2. **Generate Inference Configuration and Execute**

```shell
cd {the/root/path/of/lmdeploy/repo}

## Specify the dataset path. OC will download the datasets automatically if they are
## not found in the path
export COMPASS_DATA_CACHE=/nvme1/shared/opencompass/.cache
export HF_DATASETS_CACHE=/nvme4/huggingface_hub/datasets
# Run inference task
python eval/eval.py {task_name} \
    --mode infer \
    --api-server http://{api-server-ip}:10000 \
    -w {oc_output_dir}
```

For detailed usage instructions about `eval.py`, such as specifying evaluation datasets, please run `python eval/eval.py --help`.

### Evaluation Stage

This stage uses the evaluation model (Judger) to assess the quality of inference results.

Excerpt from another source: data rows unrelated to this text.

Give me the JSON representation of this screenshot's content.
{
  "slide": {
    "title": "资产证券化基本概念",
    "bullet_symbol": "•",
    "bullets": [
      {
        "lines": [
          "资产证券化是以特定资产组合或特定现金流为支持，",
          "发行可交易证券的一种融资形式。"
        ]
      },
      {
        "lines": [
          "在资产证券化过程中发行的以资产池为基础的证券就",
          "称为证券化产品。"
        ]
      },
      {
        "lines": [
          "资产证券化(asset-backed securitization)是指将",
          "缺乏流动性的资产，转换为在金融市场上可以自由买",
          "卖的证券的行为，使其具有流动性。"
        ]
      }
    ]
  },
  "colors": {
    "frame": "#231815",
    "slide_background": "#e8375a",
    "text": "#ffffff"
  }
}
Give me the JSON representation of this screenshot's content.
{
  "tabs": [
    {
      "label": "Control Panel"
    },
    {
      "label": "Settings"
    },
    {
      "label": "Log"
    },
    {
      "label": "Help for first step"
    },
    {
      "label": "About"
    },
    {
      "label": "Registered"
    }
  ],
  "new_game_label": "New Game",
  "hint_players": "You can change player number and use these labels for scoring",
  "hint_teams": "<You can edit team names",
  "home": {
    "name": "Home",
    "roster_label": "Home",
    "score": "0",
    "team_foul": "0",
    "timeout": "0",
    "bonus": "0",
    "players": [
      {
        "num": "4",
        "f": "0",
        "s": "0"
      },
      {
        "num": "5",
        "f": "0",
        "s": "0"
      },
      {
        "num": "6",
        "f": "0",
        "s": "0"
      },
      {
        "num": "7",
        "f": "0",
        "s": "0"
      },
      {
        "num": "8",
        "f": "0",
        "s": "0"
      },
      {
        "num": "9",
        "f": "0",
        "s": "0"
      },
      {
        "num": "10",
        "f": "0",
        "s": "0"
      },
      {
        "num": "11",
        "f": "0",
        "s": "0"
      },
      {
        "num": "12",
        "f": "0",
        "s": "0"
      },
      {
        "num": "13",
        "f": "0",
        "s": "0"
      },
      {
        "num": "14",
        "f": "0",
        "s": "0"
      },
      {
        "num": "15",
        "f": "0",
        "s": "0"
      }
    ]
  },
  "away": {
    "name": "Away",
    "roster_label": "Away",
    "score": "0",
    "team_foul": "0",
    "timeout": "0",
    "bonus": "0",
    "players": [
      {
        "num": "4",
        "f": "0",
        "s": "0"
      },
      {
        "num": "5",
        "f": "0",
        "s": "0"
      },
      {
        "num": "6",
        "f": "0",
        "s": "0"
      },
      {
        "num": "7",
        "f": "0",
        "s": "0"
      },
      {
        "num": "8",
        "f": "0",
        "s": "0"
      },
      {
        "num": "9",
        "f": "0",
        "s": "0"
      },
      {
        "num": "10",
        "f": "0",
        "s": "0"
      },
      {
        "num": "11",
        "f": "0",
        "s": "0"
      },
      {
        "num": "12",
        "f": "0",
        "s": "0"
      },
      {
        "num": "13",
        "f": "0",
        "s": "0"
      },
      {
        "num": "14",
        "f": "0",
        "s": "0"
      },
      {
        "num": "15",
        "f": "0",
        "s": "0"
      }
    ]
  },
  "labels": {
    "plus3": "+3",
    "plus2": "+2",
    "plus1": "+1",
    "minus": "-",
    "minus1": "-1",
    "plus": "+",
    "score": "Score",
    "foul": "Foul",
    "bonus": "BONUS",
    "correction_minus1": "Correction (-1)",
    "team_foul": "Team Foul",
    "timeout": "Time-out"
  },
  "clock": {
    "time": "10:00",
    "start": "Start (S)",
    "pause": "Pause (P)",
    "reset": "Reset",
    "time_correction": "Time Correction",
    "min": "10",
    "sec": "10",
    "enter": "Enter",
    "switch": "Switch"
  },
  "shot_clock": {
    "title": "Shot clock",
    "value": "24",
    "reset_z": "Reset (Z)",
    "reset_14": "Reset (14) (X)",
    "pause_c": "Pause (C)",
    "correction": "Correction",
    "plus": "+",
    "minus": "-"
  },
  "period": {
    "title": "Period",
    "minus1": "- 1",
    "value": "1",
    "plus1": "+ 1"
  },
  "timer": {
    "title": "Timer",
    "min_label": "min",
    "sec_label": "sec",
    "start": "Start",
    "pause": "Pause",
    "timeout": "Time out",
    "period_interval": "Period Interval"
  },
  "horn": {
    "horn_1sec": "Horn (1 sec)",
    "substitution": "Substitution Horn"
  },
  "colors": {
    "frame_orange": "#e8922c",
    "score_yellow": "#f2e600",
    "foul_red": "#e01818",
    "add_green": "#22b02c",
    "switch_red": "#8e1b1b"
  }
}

1. **Deploy Evaluation Model (Judger)**

```shell
lmdeploy serve api_server opencompass/CompassVerifier-32B --server-port 20000 --tp 2 --session-len 65536
```

2. **Generate Evaluation Configuration and Execute**

```shell
cd {the/root/path/of/lmdeploy/repo}

## Specify the dataset path. OC will download the datasets automatically if they are
## not found in the path
export COMPASS_DATA_CACHE=/nvme1/shared/opencompass/.cache
export HF_DATASETS_CACHE=/nvme4/huggingface_hub/datasets
# Run evaluation task
opencompass /path/to/judger_config.py -m eval -w {oc_output_dir} -r {yyyymmdd_hhmmss}
```

Important Notes:

- `task_name` must be identical to the one used in the inference stage
- The `oc_output_dir` specified with `-w` must match the directory used in the inference stage
- The `-r` parameter indicates "previous outputs & results" and should specify the timestamp directory generated during the inference stage (the subdirectory under `{oc_output_dir}`)

For detailed usage instructions about `eval.py`, such as specifying evaluation datasets, please run `python eval/eval.py --help`.